= Barney Liddell =

American trombonist (1921–2003)

Barney Liddell (August 13, 1921 - May 5, 2003) was an American big band musician from television's The Lawrence Welk Show, his instrument was the trombone.

Trombonist Barney Liddell

== Early life ==

Born and raised in Gary, Indiana, Liddell was the oldest of eleven children.

===Education ===
When he entered Horace Mann High School, he was eager to study music and play the saxophone for the school band but they were out of saxes. His second choice was the trumpet, they too were out, so eventually he settled on the trombone and began to practice hard on that instrument, like his idol Tommy Dorsey.

After graduating from high school in 1939, he attended the University of Notre Dame and spent three semesters at the University of Chicago studying engineering.

=== Military ===
Liddell entered the army where for the next two years he was a bugler and a radio operator.

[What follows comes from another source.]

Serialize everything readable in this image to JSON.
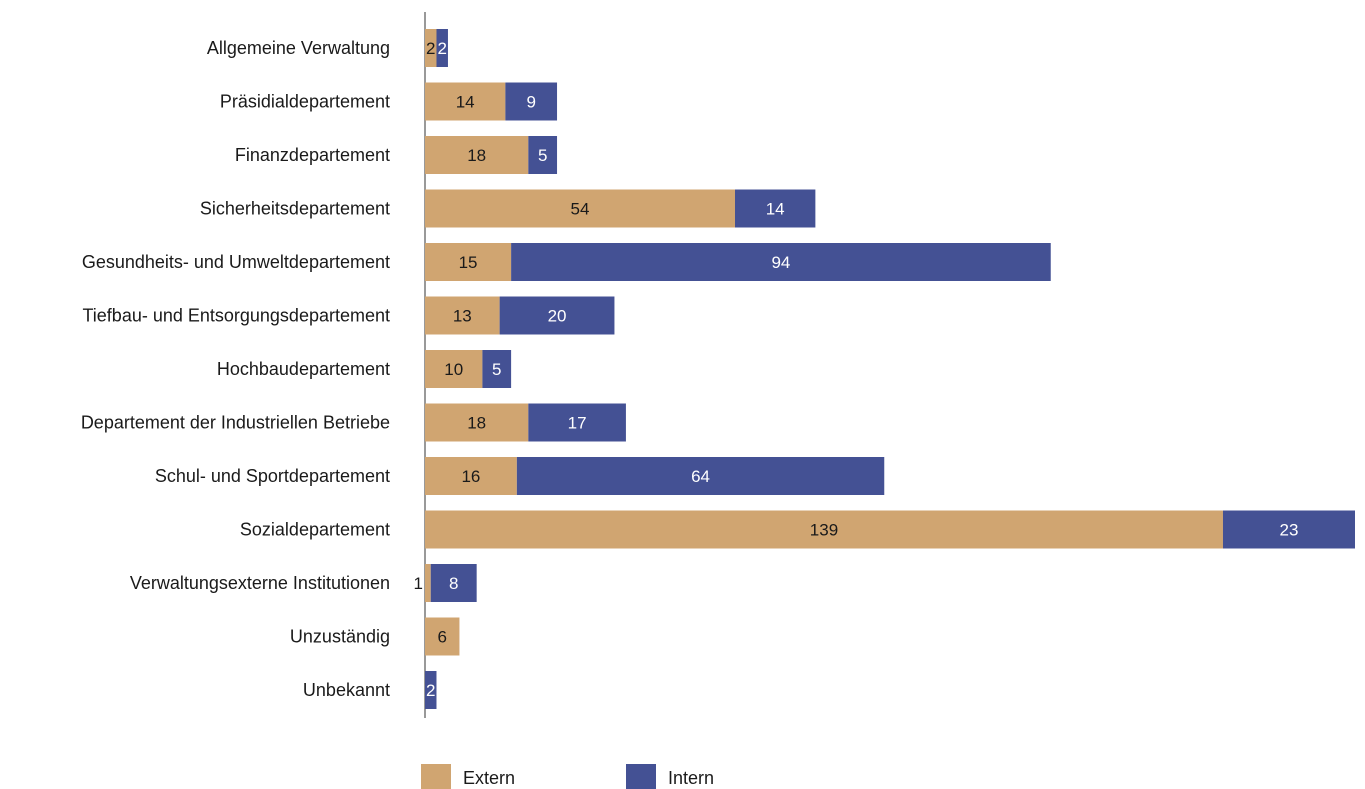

Liddell was discharged from the army in 1945.

== Career ==
After being discharged from the United States Army, Liddell went to New York City to get his musician's union card and spent the next few years playing in various bands for bandleaders such as Buddy Williams, Les Elgart, Red Allen, Glen Gray and his Casa Loma Orchestra and finally Elliot Lawrence before eventually joining Lawrence Welk in 1948.

From 1948 until 1982, Barney was an integral part of the Lawrence Welk Orchestra not only as first trombonist, but was also in charge of the band's luggage when the Music Makers went out on concert tours. He first joined the band back when they played regularly at the Aragon Ballroom in Chicago, and made the move to Southern California in 1951 when Welk moved his organization out there on a permanent basis. That same year the Music Makers made their television debut on KTLA in Los Angeles and later made the transition to a nationwide audience on the ABC network in 1955 followed by syndication in 1971.

Even after the show ended in 1982, Barney continued to work for the next twenty plus years, free-lanced on many incarnations of the Welk band, performed with many members of the Musical Family and regularly contracted bands for his own engagements and others. He was also a member of the Big Band Alumni Association for several years.

== Post career ==
Barney Liddell died on May 5, 2003, in the Los Angeles suburb of Westlake Village from kidney and liver failure. He is survived by his wife, Elaine Liddell of Livonia, Michigan.